The green of a tree's leaves is from the larger proportion of the chlorophyll pigment in the leaves. The change in color to red or yellow as autumn approaches is not the result of the leaves' dying, but of a series of processes which differ between the red and yellow autumn leaves. When the green chlorophyll in leaves diminishes, the yellow pigments that already exist become dominant and give their color to the leaves. Red autumn leaves result from a different process: As the chlorophyll diminishes, a red pigment, anthocyanin, which was not previously present, is produced in the leaf. These facts were only recently discovered and led to a surge of research studies attempting to explain why trees expend resources on creating red pigments just as they are about to shed their leaves.
Explanations that have been offered vary and there is no agreement on this as of yet.
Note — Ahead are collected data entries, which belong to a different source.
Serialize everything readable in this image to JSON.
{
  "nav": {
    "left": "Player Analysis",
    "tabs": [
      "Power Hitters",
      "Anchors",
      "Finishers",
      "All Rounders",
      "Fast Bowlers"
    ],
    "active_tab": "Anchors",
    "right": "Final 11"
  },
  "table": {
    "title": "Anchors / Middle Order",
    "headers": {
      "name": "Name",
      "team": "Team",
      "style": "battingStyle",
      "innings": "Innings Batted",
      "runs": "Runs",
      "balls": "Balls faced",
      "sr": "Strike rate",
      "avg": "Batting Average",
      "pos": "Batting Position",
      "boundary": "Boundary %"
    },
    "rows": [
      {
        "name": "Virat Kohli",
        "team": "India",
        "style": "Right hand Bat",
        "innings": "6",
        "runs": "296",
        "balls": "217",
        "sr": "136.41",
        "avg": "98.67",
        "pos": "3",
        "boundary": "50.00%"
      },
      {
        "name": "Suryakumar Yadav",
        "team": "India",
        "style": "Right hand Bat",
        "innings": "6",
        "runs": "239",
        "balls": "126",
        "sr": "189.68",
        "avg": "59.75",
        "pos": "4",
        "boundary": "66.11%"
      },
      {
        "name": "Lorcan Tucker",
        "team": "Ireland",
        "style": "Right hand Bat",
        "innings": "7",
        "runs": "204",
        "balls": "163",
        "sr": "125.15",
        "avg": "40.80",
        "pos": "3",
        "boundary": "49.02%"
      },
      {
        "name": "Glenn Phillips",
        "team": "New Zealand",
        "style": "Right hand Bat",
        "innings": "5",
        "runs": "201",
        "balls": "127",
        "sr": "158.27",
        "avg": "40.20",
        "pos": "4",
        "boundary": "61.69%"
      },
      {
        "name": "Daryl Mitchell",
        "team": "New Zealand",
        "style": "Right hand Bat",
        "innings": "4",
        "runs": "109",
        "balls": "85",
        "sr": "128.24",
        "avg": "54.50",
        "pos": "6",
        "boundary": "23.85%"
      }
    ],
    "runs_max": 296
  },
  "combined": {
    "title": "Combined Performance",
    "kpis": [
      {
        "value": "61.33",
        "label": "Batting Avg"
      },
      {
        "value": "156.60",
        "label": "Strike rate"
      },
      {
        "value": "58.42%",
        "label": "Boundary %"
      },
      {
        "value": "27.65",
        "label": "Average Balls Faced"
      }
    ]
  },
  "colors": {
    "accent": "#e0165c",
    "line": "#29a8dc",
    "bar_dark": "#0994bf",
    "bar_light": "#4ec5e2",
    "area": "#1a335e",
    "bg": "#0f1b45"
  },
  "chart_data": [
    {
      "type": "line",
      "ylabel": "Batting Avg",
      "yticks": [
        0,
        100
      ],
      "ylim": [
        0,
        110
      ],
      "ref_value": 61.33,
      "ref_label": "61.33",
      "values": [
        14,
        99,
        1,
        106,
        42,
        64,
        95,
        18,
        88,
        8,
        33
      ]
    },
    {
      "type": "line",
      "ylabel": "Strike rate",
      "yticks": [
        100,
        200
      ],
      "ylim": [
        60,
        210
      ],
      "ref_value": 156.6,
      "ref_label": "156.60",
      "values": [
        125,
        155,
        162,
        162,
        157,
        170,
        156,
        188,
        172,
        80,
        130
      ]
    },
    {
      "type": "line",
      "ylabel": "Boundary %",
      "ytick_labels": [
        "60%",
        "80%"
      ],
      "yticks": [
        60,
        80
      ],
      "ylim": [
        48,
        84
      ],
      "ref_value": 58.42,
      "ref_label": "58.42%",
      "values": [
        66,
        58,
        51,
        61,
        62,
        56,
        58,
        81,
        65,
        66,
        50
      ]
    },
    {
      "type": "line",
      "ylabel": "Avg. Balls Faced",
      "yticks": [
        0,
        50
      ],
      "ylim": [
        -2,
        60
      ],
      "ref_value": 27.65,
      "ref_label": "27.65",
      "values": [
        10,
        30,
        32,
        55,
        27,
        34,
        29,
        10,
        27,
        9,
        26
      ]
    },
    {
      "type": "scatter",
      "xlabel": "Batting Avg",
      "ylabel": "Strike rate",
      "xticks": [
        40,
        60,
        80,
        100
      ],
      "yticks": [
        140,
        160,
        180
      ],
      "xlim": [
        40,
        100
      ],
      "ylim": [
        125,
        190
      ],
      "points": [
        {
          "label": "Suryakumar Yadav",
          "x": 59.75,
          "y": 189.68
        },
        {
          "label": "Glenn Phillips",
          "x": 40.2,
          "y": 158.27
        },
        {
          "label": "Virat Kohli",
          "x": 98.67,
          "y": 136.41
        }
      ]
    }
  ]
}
One discipline suggests that the red pigment is produced as a result of physiological functions that make the re-translocation of amino acids to the woody parts of the tree more efficient in setting up its protection against the potential damage of light and cold. Other explanations suggest that the red pigment is produced as part of the tree's strategy for protecting itself against insects that thrive on the flow of amino acids. But whatever the answer is, these explanations do not help us understand why the process of creating anthocyanin, the red pigment, does not occur in Europe.
An evolutionary ecology approach infers that the strong autumn colors result from the long evolutionary war between the trees and the insects that use them as hosts. During the fall season, which is when the insects suck the amino acids from the leaves and later lay their eggs, the tree colors its leaves in red because aphids are attracted to yellow ones, so as to advertise to the insects as to the defensive quality of the tree in order to lower the tendency of the insects to occupy the leaves for nutrition and the bark for breeding. In this case too, the protective logic of red pigmentation may be sound, but the yellow leaves cannot be reconciled with this approach. But to settle this point, the new theory can be applied.
According to the theory provided by Prof. Lev-Yadun and Prof. Holopainen, until 35 million years ago, large areas of the globe were covered with evergreen jungles or forests composed of tropical trees. During this phase, a series of ice ages and dry spells transpired and many tree species evolved to become deciduous. Many of these trees also began an evolutionary process of producing red deciduous leaves in order to ward off insects. In North America, as in East Asia, north-to-south mountain chains enabled plant and animal 'migration' to the south or north with the advance and retreat of the ice according to the climatic fluctuations. And, of course, along with them migrated their insect 'enemies' too. Thus the war for survival continued there uninterrupted. In Europe, on the other hand, the mountains the Alps and their lateral branches reach from east to west, and therefore no protected areas were created. Many tree species that did not survive the severe cold died, and with them the insects that depended on them for survival. At the end of the repeated ice ages, most tree species that had survived in Europe had no need to cope with many of the insects that had become extinct, and therefore no longer had to expend efforts on producing red warning leaves.
According to the scientists, evidence supporting this theory can be found in the dwarf shrubs that grow in Scandinavia, which still color their leaves red in autumn. Unlike trees, dwarf shrubs have managed to survive the ice ages under a layer of snow that covered them and protected them from the extreme condition above. Under the blanket of snow, the insects that fed off the shrubs were also protected so the battle with insects continued in these plants, making it necessary for them to color their leaves red.